Yaitanes has directed many ABC shows – from “Lost” to “Grey’s Anatomy” – but hasn’t met Sweeney personally. We noted that some younger directors might wonder if Sweeney, who is 56, could transition into directing without her wealth of industry contacts.
“I often tell young people not to be concerned with what other people are doing,” said Yaitanes. “There’s a great quote from ‘The Sopranos.’ Tony Soprano says, ‘There’s plenty of garbage for everybody.'”
“You have to look at Anne Sweeney as someone who has fostered an enormous amount of talent, and enormous amount of success,” he added. “And anybody scratching their head wondering, would she get there without her connections, well, it’s quite the opposite: Would all those other people and all those other directors have succeeded without her guidance?”
Besides being a director, Yaitanes is an investor in Twitter and other companies who is known for applying business principles to running shows. (Click here to read about his “one olive” principle.) Yaitanes said Sweeney’s business acumen could make her an excellent director.
TheWrap: Do you think the skills of being an executive translate well to the skills of being a director?
Greg Yaitanes: Absolutely.

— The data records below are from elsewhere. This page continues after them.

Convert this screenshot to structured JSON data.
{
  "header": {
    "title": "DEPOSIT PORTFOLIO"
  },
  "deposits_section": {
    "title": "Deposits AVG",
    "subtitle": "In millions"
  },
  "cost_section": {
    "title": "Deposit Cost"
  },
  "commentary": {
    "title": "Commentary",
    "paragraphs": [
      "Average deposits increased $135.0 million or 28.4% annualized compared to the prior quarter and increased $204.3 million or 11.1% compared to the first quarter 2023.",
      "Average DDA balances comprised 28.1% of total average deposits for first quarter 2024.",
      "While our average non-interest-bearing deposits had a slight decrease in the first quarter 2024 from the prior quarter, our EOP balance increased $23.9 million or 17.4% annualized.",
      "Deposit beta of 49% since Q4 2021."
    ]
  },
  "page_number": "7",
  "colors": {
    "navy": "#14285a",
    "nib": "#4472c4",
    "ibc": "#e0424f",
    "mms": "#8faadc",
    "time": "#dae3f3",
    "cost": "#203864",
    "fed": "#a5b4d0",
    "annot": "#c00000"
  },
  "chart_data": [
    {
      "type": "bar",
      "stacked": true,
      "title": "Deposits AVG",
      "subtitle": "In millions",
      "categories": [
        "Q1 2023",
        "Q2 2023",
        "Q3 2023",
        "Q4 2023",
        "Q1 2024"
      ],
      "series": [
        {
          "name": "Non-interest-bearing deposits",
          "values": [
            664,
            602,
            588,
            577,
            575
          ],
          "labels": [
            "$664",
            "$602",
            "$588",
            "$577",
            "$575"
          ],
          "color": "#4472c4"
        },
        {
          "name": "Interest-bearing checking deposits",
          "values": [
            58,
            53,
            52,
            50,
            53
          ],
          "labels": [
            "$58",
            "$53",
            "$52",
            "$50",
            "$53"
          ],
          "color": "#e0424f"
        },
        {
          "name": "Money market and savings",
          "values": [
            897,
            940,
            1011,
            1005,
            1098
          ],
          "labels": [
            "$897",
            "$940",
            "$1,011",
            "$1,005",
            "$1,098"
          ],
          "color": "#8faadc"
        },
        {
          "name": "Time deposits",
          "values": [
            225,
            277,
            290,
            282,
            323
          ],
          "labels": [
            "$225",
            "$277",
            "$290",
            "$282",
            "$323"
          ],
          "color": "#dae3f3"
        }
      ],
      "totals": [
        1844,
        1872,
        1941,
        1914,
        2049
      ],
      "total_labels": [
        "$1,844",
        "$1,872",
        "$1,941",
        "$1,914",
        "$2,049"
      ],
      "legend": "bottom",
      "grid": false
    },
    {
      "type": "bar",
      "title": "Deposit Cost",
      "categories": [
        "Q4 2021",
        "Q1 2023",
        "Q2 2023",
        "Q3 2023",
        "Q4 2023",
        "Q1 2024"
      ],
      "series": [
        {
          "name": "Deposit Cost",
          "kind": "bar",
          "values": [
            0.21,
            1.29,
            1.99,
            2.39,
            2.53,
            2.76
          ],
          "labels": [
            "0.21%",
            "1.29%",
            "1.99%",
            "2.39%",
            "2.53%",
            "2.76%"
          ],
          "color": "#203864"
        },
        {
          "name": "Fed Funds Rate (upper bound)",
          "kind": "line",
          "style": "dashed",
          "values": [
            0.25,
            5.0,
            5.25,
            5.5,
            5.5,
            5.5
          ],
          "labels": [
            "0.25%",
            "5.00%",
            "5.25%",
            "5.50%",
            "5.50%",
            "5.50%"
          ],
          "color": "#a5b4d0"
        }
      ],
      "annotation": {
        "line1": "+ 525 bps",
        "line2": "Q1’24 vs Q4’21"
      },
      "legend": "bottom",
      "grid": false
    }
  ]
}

I always feel like when I’m running a show I’m the accidental CEO. I came into the job as a director, but especially transitioning into producing, I find that I’m suddenly running a company. So somebody coming in with great management skills is a tremendous asset.
I’d love to see more directors and more producers learn more about management. Because as much as you’re driving the creative process, you’re also running a company with 200 people with the crew of any TV show. Understanding getting the best out of people, understanding what management actually is, is a phenomenal asset. If she can match that with the creativity that she has as an [executive], she’ll be a pretty powerful force in TV directing.
Does the transition make sense?
I applaud why she’s doing it. When you have a calling to the creative process and you’ve accomplished what you’ve accomplished, that’s phenomenal that she’s willing to reinvent herself. And that she wants to shadow and learn the process. She’s not coming into it thinking that she already has everything figured out. She’s very open to learning, and I think that’s also a tremendous asset. Knowing what you don’t know is such a rare skill in this business.
And the fact that she’s willing to learn and has so many great people to mentor her also has a larger message about the importance of mentorship in our business. We have a responsibility as filmmakers and storytellers to pass that on to the next generation.
And I do feel that women are underrepresented as directors. And I love seeing that grow.
What’s the biggest challenge she’ll face?
The thing that I love about television and that I love about my business is every single day I learn something, and every single day my job is different. The challenge is the exciting part of the job.
The Season 2 finale of “Banshee” airs Friday on Cinemax.